1) All of the guanine-specific cleavage product, adenine-specific cleavage product, thymine-specific cleavage product, and tocin-specific cleavage product obtained by base-specific cleavage degradation of the A partial decomposition product as a whole. at least two sets of samples for forming a reference array consisting of at least two kinds of base-specific cleavage decomposition products or mixtures of base-specific cleavage decomposition products arbitrarily combined to contain base-specific cleavage decomposition products; and 2) base-specific cleavage decomposition products. Object or base specific! ;Ij
At least one of the cut fragment mixtures or the cut decomposition product of 2) above, in which at least one spread column a is formed on each of the two sets of samples for forming reference rows of 1) above on a support medium. Or, it has position information of a group of radiolabeled substances constituting at least five separation and development rows that are one-dimensionally separated and developed in parallel with each other so as to sandwich the separation and development rows of the base-specific cleavage product mixture. After recording an autoradiograph on a photographic light-sensitive material, the digital signal corresponding to the autoradiograph of each separated development row obtained by photoelectrically reading the autoradiograph visualized on the photographic light-sensitive material, i) Detecting sampling points for each of the separation and development columns; 11) composing each reference column from the separation and development columns on each two bases of each reference column forming sample, and detecting a reference sampling point for each reference column; 1ii) setting a plurality of continuous lines consisting of straight lines, polygonal lines, or curves connecting corresponding reference sampling points between the plurality of reference columns, and iv) detecting each separation expansion column by the continuous lines. A signal processing method in autoradiography comprising the step of comparing and identifying sampling points of. Two or more separation and development rows or at least three sets of each of the reference row forming samples of 2°-21) are arranged, and at least one separation and development row of the two adjacent sets of reference row formation samples is arranged. -22) The signal processing method in autoradiography according to claim 1, wherein the signal processing method is arranged so as to sandwich the separation and development column of the cleavage decomposition product or the cleavage decomposition product mixture of item 22).
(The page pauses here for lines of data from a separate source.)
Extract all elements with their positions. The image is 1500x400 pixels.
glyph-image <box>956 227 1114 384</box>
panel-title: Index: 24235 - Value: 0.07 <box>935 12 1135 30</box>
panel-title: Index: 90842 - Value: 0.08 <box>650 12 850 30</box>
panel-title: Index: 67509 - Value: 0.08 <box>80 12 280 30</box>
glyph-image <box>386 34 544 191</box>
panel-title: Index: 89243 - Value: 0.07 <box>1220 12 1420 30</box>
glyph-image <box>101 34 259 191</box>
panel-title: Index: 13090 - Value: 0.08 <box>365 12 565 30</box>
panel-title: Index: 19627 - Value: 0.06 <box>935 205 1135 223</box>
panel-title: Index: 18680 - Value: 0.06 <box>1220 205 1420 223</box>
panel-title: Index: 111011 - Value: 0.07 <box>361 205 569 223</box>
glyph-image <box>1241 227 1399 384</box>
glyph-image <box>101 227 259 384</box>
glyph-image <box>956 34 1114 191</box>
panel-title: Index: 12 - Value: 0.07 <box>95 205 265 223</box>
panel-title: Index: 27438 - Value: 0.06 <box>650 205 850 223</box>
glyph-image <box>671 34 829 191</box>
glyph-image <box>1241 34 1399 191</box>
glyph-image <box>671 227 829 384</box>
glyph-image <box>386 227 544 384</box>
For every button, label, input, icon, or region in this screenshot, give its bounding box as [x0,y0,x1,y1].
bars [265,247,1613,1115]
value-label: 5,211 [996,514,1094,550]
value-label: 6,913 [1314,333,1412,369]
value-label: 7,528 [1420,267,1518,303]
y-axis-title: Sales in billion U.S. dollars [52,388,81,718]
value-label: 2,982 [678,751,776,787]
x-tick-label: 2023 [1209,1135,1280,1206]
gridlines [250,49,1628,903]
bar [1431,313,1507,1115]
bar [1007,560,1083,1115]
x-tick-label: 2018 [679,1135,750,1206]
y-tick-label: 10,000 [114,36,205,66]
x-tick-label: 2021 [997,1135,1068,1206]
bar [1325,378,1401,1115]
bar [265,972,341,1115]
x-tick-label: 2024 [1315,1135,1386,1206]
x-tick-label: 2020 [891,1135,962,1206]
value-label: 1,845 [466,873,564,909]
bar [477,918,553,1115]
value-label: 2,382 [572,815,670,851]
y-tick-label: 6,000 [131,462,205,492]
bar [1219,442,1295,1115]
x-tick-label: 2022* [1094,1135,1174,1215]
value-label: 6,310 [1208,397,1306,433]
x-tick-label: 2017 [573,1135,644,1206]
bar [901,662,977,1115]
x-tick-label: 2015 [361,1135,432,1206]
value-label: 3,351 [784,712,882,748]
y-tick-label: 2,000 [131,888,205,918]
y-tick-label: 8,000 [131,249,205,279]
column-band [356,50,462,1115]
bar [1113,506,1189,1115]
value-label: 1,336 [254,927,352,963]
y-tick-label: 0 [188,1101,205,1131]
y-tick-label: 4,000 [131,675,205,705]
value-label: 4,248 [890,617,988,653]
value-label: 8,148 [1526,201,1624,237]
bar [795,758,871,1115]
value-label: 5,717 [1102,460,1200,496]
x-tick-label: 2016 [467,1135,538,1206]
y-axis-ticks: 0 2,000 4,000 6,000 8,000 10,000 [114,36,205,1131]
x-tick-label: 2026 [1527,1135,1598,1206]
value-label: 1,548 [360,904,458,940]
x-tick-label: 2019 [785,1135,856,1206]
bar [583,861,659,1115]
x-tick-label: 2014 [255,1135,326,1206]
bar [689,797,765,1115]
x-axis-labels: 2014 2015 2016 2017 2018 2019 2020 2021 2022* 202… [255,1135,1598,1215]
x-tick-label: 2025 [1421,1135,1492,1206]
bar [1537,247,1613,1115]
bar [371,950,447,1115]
Claim 1 outside the scope of claim 1, characterized in that the 3° sampling point is detected by performing smoothing and/or threshold processing on digital image data in the scanning direction of each of a plurality of separation expansion columns. Or the second
Signal processing methods in autoradiography as described in section. The 4°-set of samples for forming reference rows consists of two types: 1) guanine-specific cleavage product + adenine-specific cleavage product, and 2) thymine-specific cleavage product + cytosine-specific cleavage product. The signal processing method in autoradiography according to any one of claims 1 to 3, characterized in that the signal processing method is comprised of a mixture of base-specific cleavage products.